Les ventes des magasins comparables à l'échelle mondiale ont augmenté de 7,9 %, bien au-dessus des 5,7 % prévus, indiquant un engagement client solide et des stratégies de gestion efficaces sous la direction du PDG Brian Niccol. Suite à l'annonce, les actions de Starbucks ont augmenté de plus de 5 % dans les échanges après la clôture, s'approchant d'un sommet de 52 semaines.
Depuis le début de l'année, l'action a gagné 23,7 %, surpassant l'augmentation de 6,9 % du S&P 500 et le déclin de 6,5 % du secteur de la consommation discrétionnaire.

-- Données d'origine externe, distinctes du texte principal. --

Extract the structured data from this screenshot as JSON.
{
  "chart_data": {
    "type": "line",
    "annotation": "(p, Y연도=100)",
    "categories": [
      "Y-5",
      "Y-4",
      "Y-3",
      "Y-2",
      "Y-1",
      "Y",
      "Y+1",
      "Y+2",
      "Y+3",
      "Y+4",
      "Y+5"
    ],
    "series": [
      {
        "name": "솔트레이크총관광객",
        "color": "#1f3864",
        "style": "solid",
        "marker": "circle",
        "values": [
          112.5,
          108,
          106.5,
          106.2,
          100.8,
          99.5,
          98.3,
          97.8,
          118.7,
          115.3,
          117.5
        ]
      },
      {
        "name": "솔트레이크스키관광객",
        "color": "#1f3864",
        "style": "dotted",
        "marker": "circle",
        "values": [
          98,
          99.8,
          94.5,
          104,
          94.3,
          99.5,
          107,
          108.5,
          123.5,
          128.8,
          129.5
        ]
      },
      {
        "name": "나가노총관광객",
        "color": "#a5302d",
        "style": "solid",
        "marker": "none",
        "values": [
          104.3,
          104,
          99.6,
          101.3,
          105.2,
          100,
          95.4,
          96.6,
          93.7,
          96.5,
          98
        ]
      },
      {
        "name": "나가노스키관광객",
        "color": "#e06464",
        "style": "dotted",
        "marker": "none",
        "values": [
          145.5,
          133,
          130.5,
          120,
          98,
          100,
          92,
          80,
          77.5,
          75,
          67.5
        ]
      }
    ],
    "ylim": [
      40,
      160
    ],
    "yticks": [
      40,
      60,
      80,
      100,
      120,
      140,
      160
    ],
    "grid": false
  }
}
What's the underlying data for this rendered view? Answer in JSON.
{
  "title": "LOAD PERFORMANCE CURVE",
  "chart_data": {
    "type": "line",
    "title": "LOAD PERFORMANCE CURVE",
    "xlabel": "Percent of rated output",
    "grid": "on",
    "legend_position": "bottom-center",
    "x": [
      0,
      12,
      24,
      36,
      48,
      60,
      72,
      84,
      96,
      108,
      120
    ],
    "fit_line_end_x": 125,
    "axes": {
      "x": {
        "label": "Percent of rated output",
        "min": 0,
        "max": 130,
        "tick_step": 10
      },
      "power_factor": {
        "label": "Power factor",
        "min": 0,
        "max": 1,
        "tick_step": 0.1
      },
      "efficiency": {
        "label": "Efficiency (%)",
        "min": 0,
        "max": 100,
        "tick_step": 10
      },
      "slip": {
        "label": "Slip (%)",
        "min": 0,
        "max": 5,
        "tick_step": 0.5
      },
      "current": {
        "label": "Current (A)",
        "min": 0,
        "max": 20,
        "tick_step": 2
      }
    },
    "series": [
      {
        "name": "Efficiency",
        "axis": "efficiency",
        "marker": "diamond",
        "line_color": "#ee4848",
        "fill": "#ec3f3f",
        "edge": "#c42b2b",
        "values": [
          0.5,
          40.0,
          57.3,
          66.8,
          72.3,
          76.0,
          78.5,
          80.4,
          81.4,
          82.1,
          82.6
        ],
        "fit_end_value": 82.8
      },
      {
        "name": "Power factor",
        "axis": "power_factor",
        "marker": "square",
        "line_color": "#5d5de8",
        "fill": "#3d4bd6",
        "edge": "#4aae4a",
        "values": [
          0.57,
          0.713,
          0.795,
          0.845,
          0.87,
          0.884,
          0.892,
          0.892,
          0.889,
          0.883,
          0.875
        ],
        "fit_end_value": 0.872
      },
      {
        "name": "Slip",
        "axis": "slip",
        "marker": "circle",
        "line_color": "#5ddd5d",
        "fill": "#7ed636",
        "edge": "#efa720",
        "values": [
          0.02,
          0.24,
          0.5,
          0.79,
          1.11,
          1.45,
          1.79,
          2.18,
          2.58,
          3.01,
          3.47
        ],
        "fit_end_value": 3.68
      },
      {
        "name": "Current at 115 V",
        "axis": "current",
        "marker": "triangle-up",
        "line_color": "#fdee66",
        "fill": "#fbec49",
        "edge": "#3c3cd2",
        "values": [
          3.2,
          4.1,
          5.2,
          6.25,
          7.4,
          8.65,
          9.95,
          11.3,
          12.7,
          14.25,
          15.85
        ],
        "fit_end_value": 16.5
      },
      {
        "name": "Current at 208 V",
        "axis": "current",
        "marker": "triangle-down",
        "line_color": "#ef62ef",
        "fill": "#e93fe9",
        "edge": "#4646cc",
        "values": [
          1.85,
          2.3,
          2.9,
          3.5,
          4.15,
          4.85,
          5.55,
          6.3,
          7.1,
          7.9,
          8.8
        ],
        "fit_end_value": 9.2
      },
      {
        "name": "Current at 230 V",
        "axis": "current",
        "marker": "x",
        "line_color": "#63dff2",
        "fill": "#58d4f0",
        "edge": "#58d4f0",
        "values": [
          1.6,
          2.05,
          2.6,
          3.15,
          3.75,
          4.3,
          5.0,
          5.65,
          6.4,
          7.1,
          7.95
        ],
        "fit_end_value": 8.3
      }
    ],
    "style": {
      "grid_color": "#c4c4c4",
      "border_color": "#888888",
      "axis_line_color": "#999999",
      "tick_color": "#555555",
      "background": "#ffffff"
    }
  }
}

Le plan de redressement de Niccol, lancé en 2024, s'est concentré sur l'amélioration de l'expérience client et de l'efficacité opérationnelle, ce qui commence à porter ses fruits, y compris une croissance des transactions améliorée à travers divers segments de clientèle.
L'entreprise connaît également du succès dans l'augmentation des ventes alimentaires parallèlement aux achats de boissons, en particulier l'après-midi, ce qui est crucial pour maintenir la croissance alors que les comparaisons d'une année sur l'autre deviennent plus difficiles.
Malgré certaines préoccupations concernant les coûts associés aux stratégies de Niccol, l'entreprise a rapporté de solides marges bénéficiaires et est sur la bonne voie pour atteindre ses objectifs de marge à long terme. Cependant, la récente coentreprise en Chine a légèrement impacté les chiffres de revenus totaux, un facteur que les analystes évaluent encore.
Dans l'ensemble, la solide performance de Starbucks et ses initiatives stratégiques suggèrent une perspective positive pour l'entreprise à l'avenir.